January 9, 2009

SO CLOSE TO AN INSIGHT:

Ahmadinejad loses favor with Khamenei, Iran's top leader (Nazila Fathi, January 7, 2008, IHT)

There are numerous possible reasons for Ahmadinejad's loss of support, but analysts here all point to one overriding factor: the U.S. National Intelligence Report last month, which said that Iran suspended its nuclear weapons program in 2003 in response to international pressure. The report sharply decreased the threat of a military strike against Iran, allowing the authorities to focus on domestic issues, with important parliamentary elections looming in March.

"Now that Iran is not under the threat of a military attack, all contradictions within the establishment are surfacing," said Saeed Leylaz, an economic and political analyst. "The biggest mistake that Americans have constantly made toward Iran was adopting radical approaches, which provided the ground for radicals in the country to take control."

Iran had been under increasing international pressure for its refusal to suspend its uranium enrichment program, which could be pursued for either peaceful or military purposes. In separate speeches last year, American and French officials did not rule out military attack against Iran if it continued its defiance. Those threats have stopped since the National Intelligence Report was released.

While the pressure was on, the leadership was reluctant to let any internal disagreements show. Senior officials, including Khamenei, constantly called for unity and warned that the enemy, a common reference to the United States, could take advantage of such differences.


The point, of course, is that Ahmedinejad was never in the Ayatollah's favor.

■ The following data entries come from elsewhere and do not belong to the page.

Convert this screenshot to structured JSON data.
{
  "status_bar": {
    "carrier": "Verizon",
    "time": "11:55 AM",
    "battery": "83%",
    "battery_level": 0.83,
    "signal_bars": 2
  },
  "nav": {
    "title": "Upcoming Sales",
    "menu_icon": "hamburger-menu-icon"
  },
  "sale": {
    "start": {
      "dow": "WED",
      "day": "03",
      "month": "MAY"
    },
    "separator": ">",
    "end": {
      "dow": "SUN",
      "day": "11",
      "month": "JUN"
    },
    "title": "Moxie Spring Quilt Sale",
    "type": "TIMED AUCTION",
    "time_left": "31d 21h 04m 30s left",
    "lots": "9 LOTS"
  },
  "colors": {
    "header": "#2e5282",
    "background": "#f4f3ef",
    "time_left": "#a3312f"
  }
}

He's accidental and to be disposed of at the earliewst opportunity--the next election.


MORE:
Iran bans volunteers from fighting Israel (ALI AKBAR DAREINI, 1/09/09, AP)

Iran's top leader banned hardline Iranian volunteers on Thursday from leaving the country to carry out suicide bombings against Israel, but warned that Iran would assist the militant group Hamas in other ways.

Ayatollah Ali Khamenei's ban sought to tone down calls by allies of hardline President Mahmoud Ahmadinejad to toughen Iran's stand against Israel.